Cinco de la tarde, llaman a la puerta.
Seguramente será la vecina de al lado, porque me he vuelto a dejar las llaves puestas; o la de arriba que se le ha vuelto a caer algo que estaba tendido.
Abro sin mirar y me llevo la sorpresa de mi vida:
-Buenas tardes, soy el Papa Francisco ¿puedo pasar?
Muevo la cabeza afirmativamente mientras intento recordar cómo se cierra la boca.
Le llevo al salón, el sofá está lleno de calcetines que estaba intentando emparejar.
El Papa se sienta con toda naturalidad al lado de la montonera.
-Yo por eso llevo siempre calcetines blancos, para facilitar la labor en la lavandería- ríe, con esa sonrisa ancha y espontánea que te hace sentirte cómoda en un segundo.
Los calcetines se quedan ahí, yo me cojo una silla.
-¿quiere tomar algo?
– lo que tú tomes estará bien
Corro a la cocina, me agarro a la encimera, respiro hondo. ¿Qué le gusta a un Papa?
Vuelvo al salón con palomitas.
Eso seguro que no se lo dan en el Vaticano.

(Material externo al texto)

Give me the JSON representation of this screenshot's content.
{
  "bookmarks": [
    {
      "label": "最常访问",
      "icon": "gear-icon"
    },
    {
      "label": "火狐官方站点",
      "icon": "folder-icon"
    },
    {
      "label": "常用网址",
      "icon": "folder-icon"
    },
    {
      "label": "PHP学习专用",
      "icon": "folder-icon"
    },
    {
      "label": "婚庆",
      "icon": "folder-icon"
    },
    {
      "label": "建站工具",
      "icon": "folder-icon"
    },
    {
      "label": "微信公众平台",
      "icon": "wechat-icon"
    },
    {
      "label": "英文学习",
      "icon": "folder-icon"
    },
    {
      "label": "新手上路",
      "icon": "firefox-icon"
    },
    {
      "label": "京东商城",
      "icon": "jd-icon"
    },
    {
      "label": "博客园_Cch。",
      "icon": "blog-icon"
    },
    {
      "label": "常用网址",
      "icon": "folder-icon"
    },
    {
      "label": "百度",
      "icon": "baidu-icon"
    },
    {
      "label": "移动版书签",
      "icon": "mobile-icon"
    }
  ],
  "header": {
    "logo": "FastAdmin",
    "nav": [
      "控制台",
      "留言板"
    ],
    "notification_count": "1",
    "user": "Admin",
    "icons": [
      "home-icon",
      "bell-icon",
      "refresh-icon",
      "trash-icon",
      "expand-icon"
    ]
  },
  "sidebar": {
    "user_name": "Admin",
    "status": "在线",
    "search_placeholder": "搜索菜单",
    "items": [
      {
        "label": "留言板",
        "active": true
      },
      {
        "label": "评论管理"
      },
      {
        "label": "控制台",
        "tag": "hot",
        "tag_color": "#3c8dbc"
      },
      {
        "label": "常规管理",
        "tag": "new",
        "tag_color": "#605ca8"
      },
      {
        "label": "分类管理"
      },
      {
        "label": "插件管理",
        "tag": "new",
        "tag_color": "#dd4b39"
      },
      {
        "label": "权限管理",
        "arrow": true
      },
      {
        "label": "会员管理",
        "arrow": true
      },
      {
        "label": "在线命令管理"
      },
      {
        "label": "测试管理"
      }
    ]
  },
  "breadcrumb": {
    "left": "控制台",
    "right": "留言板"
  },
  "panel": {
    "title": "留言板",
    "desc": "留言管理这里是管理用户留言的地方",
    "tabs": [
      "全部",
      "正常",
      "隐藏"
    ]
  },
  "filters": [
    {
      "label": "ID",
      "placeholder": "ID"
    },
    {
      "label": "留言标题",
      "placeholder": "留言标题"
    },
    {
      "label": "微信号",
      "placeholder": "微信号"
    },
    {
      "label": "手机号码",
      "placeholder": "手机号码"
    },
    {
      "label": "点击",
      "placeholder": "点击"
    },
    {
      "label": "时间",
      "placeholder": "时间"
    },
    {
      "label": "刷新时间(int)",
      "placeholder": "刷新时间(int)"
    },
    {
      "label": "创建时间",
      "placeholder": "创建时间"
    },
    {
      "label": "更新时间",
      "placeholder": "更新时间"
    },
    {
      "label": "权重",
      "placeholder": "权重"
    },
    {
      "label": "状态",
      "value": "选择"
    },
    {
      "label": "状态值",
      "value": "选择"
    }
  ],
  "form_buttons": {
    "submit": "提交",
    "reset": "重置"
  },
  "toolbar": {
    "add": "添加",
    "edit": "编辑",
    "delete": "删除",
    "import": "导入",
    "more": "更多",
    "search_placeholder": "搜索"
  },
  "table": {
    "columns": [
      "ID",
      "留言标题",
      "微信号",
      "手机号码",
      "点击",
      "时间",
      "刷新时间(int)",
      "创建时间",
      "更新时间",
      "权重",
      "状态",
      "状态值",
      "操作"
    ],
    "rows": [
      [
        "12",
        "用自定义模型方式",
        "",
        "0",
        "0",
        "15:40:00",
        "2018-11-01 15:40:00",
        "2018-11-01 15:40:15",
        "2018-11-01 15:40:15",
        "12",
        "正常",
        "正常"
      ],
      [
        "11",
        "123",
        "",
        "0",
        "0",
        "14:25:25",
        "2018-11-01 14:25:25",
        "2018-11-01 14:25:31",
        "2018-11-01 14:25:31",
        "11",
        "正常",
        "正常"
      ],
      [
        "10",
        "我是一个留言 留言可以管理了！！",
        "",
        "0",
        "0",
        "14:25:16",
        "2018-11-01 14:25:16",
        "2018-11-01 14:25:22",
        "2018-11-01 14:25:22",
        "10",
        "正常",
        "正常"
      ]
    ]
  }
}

Se ríe al verlas. He acertado.
-Santo Padre, ¿cómo es que ha venido a verme?
El Papa coge dos palomitas y me mira a los ojos.
-¿Ves estas dos palomitas? Antes de explotar parecían similares, pero míralas ahora, cada una es única.
Cada persona es única y para mi es importante acercarme a las personas, hablar con ellas. Escuchar su punto de vista, que puede parecerse o ser totalmente distinto al mío. Eso enriquece mucho.
-Pues si se trata de charlar, a mí se me da “demasiado” bien. Hoy no vuelve a Santa Marta.
Es fácil hacer reír al Papa.
Y empezamos a hablar, le enseño fotos de la familia, libros que me han gustado…hablamos de las cosas por las que rezo y ahí, me pide rezar juntos por eso.
Y, sorprendentemente, me pide un consejo. ¿Qué puede hacer el Papa por mi?
En un milisegundo pasan por mi mente cientos de cosas, encíclicas sobre temas que me interesan, un pase perpétuo para la biblioteca del Vaticano, ver los archivos de la Congregación de los santos, asistir a una misa privada en la Tumba de Juan Pablo II, celebrando él; proyectos de caridad a los que destinar el óbolo de San Pedro…
-Bendígame y rece por mí- me escucho decir.
El Papa me mira sonriente.
-Me lo pones fácil, ¿eh? No suelen ponérselo fácil al Papa.
Y mientras me arrodillo y oigo la bendición, pienso en ese hombre, (cuyo apellido parece pronunciado debajo del agua), y en lo difícil que debe de ser para él, ser el Papa.
Y siento gratitud, mucha, por él, por los que vinieron antes de él y los que vendrán después.
Nos despedimos en la puerta; él me regala un rosario y yo le doy el bolígrafo de mi comunión. (No sé ni si pinta, pero me hace ilusión que lo tenga). Es un regalo práctico.
Antes de que desaparezca en el ascensor le grito: ¡Dios le bendiga!
Y escucho una voz descendiendo por los pisos: – ¡Gracias! ¡Reza por mi!
Y aquí estoy ahora, junto a la montonera de calcetines, con el rosario en la mano, escuchando sonar el timbre.